Skorzeny regarda le corps du garde étendu par terre. Il l’enjamba, alla à la porte et l’ouvrit d’un coup de pied.

La lumière de la lampe halogène incendiait tout ce qu’elle touchait. Une vision de feu. La rage, en lui, comme un requin surgissant des profondeurs.

« Venez ! » Sa voix puissante roulait entre les arbres. « Allez ! Venez me chercher, si vous en avez le courage ! Si vous êtes des hommes, montrez-vous. »

Il rugit dans la nuit jusqu’à ce que sa voix ne puisse plus supporter la force de sa colère.

36

Le ciel noir se teintait de bleu quand Ryan arriva à l’hôtel Buswells. Un silence plein de frémissements était suspendu au-dessus de la ville, comme l’inspiration qui précède une phrase, juste avant que les rues ne s’éveillent.

Le portier de nuit ouvrit à Ryan. Il souriait quand il lui tendit la clé de sa chambre et lui fit un clin d’œil. S’il n’avait pas été aussi fatigué, Ryan se serait demandé pourquoi.

Il gravit l’escalier péniblement, d’une marche à l’autre, le corps de plus en plus lourd. Le temps lui parut infiniment long, entre le moment où il reçut la clé dans sa paume et celui où il la glissa dans la serrure. Il la tourna, poussa la porte et fut accueilli par la chaude lumière de la lampe de chevet.

À la vue de la forme blottie sur le lit, il ne comprit pas tout de suite.

« Celia ? »

La jeune femme s’éveilla en sursaut. Peur, surprise, puis elle le reconnut. « Albert. Quelle heure est-il ? »

Elle se tourna vers la fenêtre, vit l’aube naissante. Son manteau, qui lui tenait lieu de couverture, glissa et découvrit ses épaules nues, constellées de taches de rousseur. La peau douce et pâle. La lumière captée dans un halo.

« Il est tôt. » Ryan ferma la porte. « Qu’est-ce que vous faites ici ? »

Elle se souleva sur un coude et essuya le mascara sur sa joue. « Je voulais vous voir. Le portier de nuit m’a laissée entrer. »

Ryan avait envie de s’approcher d’elle, mais ses pieds semblaient pétrifiés.

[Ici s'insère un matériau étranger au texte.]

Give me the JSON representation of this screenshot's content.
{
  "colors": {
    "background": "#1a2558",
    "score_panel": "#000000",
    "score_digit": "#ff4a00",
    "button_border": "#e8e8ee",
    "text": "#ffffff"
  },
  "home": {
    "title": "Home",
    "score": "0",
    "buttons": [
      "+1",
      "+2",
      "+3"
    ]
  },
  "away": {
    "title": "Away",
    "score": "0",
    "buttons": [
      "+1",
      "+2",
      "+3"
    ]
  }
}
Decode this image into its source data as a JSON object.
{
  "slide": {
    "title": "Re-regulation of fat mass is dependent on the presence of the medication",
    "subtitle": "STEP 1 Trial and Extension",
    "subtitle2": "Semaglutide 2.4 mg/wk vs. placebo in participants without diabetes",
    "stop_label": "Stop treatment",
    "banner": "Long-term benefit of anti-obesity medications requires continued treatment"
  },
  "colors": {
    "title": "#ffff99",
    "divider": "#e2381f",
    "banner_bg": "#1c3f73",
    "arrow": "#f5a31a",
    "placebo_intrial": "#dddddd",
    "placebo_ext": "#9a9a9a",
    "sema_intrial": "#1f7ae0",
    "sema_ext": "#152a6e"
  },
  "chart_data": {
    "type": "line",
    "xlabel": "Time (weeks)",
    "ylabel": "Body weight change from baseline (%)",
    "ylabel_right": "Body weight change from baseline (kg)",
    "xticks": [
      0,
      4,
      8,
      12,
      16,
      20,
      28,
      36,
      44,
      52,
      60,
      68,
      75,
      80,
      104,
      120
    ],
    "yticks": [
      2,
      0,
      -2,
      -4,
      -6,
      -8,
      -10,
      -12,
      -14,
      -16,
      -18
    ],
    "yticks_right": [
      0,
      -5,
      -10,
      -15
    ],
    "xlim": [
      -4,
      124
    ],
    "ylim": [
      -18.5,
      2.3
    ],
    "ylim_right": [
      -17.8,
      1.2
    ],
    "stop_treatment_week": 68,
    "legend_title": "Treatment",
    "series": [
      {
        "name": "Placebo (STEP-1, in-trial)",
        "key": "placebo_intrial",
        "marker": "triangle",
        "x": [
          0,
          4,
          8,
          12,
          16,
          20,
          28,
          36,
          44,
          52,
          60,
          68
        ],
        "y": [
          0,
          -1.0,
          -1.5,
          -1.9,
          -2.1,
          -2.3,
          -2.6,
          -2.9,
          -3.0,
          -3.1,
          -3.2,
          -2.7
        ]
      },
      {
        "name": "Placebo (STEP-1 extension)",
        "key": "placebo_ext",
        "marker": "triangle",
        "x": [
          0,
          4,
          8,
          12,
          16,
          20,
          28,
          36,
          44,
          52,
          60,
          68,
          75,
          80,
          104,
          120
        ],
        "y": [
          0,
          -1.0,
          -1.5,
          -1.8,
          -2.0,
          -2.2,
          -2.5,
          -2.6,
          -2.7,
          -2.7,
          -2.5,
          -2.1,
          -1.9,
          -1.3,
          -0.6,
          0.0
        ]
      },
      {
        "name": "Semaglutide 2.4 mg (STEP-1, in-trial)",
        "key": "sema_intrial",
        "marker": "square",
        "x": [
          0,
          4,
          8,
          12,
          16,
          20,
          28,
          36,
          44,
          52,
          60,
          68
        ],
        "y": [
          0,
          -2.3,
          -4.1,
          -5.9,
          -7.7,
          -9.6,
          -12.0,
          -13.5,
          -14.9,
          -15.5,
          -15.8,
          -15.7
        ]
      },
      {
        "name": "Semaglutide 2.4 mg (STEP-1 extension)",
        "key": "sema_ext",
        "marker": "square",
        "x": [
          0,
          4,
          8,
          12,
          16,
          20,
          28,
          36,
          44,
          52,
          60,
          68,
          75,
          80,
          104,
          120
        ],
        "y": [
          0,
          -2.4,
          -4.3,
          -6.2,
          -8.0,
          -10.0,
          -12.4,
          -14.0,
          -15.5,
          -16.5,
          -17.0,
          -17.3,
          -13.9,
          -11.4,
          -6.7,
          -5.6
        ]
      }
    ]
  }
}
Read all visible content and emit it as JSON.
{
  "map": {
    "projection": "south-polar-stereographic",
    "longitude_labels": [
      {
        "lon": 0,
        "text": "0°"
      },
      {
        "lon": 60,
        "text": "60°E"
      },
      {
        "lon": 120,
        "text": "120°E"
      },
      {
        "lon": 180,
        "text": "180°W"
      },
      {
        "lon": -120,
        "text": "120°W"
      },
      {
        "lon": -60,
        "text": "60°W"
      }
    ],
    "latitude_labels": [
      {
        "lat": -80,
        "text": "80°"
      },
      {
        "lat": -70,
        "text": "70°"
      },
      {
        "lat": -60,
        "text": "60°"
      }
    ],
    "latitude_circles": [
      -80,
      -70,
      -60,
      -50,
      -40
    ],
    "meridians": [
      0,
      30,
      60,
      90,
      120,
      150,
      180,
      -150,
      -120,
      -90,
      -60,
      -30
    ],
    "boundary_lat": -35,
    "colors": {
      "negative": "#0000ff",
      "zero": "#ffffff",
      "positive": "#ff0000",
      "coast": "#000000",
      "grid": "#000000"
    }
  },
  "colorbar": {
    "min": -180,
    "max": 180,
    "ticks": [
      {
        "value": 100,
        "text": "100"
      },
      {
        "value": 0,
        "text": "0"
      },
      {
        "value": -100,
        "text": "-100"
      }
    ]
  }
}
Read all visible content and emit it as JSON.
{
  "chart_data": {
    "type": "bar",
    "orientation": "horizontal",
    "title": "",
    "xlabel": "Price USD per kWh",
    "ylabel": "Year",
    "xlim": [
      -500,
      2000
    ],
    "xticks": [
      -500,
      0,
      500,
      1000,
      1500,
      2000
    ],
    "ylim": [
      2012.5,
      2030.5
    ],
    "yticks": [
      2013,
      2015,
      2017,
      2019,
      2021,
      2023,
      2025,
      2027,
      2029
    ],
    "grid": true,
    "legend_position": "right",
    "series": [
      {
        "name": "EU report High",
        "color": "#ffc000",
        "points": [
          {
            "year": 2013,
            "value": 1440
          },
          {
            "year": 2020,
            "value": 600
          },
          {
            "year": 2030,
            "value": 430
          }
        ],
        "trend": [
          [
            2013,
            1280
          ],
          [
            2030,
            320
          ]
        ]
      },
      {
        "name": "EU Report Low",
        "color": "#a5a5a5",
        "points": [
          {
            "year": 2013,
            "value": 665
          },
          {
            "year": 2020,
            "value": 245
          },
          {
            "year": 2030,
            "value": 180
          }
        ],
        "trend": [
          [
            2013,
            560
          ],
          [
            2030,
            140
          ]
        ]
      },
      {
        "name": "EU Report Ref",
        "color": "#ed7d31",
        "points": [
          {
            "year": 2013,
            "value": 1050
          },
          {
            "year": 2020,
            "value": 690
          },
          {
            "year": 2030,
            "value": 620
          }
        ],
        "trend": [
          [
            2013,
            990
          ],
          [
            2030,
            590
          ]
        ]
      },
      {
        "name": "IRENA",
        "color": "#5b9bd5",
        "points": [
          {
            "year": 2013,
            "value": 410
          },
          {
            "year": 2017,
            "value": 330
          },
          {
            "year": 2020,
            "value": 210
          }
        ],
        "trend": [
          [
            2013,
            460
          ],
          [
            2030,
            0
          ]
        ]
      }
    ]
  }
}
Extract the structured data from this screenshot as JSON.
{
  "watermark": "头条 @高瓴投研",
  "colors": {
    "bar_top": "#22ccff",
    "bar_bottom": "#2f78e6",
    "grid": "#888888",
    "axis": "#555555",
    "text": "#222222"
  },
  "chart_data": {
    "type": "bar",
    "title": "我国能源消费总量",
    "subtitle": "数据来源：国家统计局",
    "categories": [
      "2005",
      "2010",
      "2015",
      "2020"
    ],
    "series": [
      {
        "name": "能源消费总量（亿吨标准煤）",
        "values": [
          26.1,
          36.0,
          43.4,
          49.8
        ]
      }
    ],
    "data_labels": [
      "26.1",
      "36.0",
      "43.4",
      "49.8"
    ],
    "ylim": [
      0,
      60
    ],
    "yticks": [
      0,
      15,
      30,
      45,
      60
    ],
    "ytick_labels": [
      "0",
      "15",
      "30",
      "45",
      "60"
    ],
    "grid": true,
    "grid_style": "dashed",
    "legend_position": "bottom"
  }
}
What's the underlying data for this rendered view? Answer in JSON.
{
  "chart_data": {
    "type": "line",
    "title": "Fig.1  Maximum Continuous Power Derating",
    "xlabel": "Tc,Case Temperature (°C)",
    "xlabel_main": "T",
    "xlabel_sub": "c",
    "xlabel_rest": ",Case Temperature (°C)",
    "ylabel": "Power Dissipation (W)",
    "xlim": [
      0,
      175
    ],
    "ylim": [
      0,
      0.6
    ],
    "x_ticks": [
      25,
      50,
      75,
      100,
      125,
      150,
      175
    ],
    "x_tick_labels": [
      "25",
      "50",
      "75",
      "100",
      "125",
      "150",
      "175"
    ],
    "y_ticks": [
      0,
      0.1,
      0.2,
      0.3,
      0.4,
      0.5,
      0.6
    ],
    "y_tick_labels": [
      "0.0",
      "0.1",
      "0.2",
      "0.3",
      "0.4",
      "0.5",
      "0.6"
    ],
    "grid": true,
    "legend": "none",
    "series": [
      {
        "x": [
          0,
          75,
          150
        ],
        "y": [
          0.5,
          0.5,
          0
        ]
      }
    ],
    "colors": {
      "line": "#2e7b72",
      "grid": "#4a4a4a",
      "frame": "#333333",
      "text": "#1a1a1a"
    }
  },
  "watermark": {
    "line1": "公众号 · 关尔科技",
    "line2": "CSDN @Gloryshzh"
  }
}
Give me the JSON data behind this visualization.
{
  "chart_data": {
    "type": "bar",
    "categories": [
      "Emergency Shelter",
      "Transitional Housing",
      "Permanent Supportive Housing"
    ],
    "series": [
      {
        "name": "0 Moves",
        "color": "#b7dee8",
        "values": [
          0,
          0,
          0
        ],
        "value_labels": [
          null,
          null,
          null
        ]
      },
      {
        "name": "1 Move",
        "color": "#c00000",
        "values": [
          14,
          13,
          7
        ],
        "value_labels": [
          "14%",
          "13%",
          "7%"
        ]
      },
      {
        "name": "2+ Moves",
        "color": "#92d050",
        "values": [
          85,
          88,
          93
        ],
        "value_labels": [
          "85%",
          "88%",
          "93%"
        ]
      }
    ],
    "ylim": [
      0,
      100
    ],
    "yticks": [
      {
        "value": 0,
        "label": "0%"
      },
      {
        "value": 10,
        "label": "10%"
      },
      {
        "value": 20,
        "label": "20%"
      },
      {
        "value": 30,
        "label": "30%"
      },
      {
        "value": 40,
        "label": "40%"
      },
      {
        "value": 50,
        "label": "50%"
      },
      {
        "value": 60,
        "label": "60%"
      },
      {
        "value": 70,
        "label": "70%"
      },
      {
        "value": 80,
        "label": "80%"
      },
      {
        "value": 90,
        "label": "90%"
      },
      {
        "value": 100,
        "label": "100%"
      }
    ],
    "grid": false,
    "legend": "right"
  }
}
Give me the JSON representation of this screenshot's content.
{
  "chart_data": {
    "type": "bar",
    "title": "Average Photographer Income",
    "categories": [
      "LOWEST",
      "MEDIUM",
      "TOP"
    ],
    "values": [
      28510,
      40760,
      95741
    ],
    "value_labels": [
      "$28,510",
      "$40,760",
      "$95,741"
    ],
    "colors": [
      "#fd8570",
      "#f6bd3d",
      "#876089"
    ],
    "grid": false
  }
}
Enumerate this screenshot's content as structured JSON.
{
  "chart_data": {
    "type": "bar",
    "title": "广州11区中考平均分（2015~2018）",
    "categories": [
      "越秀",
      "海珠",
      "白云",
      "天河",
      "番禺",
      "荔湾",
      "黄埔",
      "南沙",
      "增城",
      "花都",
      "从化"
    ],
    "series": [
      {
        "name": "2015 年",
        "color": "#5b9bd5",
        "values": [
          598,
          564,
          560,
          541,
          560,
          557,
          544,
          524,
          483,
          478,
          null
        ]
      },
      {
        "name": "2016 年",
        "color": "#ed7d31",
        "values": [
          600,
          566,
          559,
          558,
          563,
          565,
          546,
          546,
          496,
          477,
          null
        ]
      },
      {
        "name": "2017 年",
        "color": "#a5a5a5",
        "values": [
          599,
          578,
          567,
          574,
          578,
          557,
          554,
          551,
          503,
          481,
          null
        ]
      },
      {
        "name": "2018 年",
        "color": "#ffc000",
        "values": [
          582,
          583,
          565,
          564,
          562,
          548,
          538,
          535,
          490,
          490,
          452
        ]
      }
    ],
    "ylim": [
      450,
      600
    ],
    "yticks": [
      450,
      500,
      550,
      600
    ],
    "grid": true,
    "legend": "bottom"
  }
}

« Mrs. Highland ne va-t-elle pas s’inquiéter ? »

Celia sourit paresseusement, le visage chiffonné. « Elle aura une attaque. Je ne pensais pas que vous mettriez si longtemps.

— Il y a eu… un problème.

— Je ne veux pas savoir, dit-elle. Venez près de moi. »

Ryan hésita, puis alla s’asseoir sur le bord du lit. Le matelas se creusa et Celia roula légèrement. Il vit la forme de son corps sous la robe que ses seins tendaient avec une superbe indécence. Son parfum de la veille laissait percer l’odeur de sa peau, fleurs et épices, la tiédeur discrètement acidulée de la femme.

Elle tourna les yeux vers la fenêtre. « Je me demande ce que vous devez penser de moi. »

Une douzaine de réponses affluèrent à l’esprit de Ryan, mais il n’aurait pu en exprimer une seule sans se couvrir de honte. Aussi préféra-t-il garder le silence.

« Je n’ai jamais été jolie », dit-elle.

Ryan entendit le bruit émis par sa gorge lorsqu’il déglutit. « Ce n’est pas vrai.

— Oh si, dit-elle, avec un sérieux qui excluait toute affectation. J’étais maigrichonne, gauche, toute en bras et en jambes, et avec ces horribles cheveux rouquins. J’avais l’air d’un garçon. Et puis un jour, brusquement, je n’étais plus la même. Et les hommes me remarquaient, comme si je venais de sortir d’une cachette sous leurs yeux. Les amis de mon père, leurs fils, tout le monde s’exclamait, dis donc, qu’est-ce que tu as changé, tu t’es drôlement épanouie. Mais quand je me regardais dans la glace, je voyais toujours la même fille, trop grande, avec les coudes et les genoux pointus, les dents en avant.